Most organisations now have AI in the stack, whether they call it AI or not. The operational risk is not "adoption". It is unverified outputs getting treated as facts, then embedded into decisions, reports, and customer interactions. Recent research frames this shift as a move from human-originated misinformation to probabilistic system error: confident outputs without a truth mechanism (Shao, 2025). That is why "responsible AI" has to be defined as a control system: what gets used, what gets verified, who is accountable, and how errors are detected before they cause harm.
The problem with most corporate AI governance is that it over-relies on process artifacts and governance theater, while outcomes languish in accountability purgatory. Put in everyday terms, managers build a cache of paperwork, and use it to deflect responsibility away from their desks and onto "the process".
I'm not saying the process doesnt matter. Risk registers, principles, and committee sign-offs help. But they don't solve the basic mechanics of failure. Two things do:
- Evidence discipline: the system can only speak from sources you can point to, not from statistical memory.
- Data quality discipline: your "source of truth" has to be current, accessible, and internally consistent, or you are automating noise (Guillen-Aguinaga et al., 2025).
NIST’s Generative AI profile makes the same point in different language: risk management has to cover the full lifecycle, with governance tied to measurement and operational controls, not just intent statements (National Institute of Standards and Technology, 2024). MBIE’s Responsible AI guidance for businesses is similarly explicit that governance includes assessing data quality, access permissions, and proper usage controls, not just buying tools (Ministry of Business, Innovation and Employment, 2025). But what does that actually mean? These statements alone read like loose language, not prescribed definitions with consequences for failure. In my experience anytime language is poorly defined, poor outcomes follow as people re-interpret definitions to whatever gives them the most leeway.
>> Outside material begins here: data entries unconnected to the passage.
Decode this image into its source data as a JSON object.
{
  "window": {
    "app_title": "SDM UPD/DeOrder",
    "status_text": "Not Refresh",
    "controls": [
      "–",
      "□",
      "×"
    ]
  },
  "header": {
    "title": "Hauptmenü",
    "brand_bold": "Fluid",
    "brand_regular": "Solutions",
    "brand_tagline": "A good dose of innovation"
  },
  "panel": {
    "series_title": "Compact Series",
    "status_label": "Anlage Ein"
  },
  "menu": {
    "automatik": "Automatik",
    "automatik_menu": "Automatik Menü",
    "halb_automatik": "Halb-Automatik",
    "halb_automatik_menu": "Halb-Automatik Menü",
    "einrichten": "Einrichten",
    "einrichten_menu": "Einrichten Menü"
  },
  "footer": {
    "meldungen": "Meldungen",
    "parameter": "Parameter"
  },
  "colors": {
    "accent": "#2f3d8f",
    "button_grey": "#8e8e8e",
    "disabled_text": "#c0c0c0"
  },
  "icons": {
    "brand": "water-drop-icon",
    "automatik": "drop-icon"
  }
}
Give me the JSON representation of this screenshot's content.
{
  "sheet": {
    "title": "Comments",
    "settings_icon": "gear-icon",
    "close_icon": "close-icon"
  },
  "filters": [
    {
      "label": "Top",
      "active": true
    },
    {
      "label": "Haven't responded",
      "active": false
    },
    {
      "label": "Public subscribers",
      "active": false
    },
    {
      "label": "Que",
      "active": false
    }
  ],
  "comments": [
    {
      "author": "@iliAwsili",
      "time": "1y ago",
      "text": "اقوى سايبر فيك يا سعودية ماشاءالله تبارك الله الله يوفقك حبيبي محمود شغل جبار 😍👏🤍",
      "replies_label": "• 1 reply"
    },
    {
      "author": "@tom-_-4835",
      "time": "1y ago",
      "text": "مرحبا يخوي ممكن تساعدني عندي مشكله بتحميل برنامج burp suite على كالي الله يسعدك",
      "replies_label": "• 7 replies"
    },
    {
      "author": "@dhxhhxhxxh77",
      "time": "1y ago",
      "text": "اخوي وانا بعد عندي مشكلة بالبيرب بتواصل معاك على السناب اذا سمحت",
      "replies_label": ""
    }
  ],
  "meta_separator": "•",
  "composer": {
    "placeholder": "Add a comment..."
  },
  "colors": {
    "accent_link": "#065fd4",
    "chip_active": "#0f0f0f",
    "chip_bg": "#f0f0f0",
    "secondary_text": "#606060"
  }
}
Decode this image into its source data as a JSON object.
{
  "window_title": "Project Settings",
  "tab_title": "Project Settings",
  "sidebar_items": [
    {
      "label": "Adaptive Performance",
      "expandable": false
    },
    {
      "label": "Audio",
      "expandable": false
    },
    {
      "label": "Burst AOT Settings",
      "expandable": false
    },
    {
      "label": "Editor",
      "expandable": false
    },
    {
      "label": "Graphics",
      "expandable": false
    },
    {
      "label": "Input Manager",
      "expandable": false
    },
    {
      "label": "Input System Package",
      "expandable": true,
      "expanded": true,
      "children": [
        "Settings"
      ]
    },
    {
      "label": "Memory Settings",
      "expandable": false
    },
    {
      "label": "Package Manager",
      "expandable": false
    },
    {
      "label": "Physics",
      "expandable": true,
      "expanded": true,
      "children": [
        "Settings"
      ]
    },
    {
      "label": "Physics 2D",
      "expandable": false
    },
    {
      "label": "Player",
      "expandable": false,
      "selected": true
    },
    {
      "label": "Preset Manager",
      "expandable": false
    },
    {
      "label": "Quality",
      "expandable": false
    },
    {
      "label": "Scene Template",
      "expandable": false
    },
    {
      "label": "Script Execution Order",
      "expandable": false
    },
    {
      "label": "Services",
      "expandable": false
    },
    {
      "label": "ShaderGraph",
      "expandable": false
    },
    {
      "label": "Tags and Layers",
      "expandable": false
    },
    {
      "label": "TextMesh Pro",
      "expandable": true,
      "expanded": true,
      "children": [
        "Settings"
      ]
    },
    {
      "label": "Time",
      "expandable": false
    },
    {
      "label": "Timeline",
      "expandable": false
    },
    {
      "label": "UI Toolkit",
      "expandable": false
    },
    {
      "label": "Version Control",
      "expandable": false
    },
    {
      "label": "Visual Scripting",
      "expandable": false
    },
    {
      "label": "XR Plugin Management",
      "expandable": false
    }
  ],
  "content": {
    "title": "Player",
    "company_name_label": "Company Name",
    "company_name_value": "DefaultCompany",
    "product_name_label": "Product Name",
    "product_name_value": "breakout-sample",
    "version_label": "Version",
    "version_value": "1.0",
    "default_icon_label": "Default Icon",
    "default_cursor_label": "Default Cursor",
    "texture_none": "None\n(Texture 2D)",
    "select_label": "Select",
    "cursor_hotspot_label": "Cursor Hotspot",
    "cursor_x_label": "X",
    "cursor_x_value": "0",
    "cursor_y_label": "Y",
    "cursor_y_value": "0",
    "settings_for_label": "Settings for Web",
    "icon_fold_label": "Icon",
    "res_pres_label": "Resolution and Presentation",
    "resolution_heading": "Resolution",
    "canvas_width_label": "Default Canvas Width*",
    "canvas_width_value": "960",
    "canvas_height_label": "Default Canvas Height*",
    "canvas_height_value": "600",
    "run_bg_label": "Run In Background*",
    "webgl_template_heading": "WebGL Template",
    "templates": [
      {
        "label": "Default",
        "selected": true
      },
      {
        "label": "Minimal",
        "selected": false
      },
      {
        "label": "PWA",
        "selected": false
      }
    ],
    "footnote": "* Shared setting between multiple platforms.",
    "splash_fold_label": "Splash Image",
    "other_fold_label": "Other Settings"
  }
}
If your organization can't show the sources, can't measure error, and can't assign accountability, then you don't have "responsible AI". You have risk in a new wrapper. This isn't a new problem created by AI. This problem is repeated any time there's a new technology being implemented and there's hype created around how easy it's going to make business. What AI is doing is offloading assumptions that were normally fact-checked by staff, and putting them into a black box with corporate friendly language like "hallucination" used to obfuscate what used to get a real person in deep trouble: fabrication of data and failure to check work.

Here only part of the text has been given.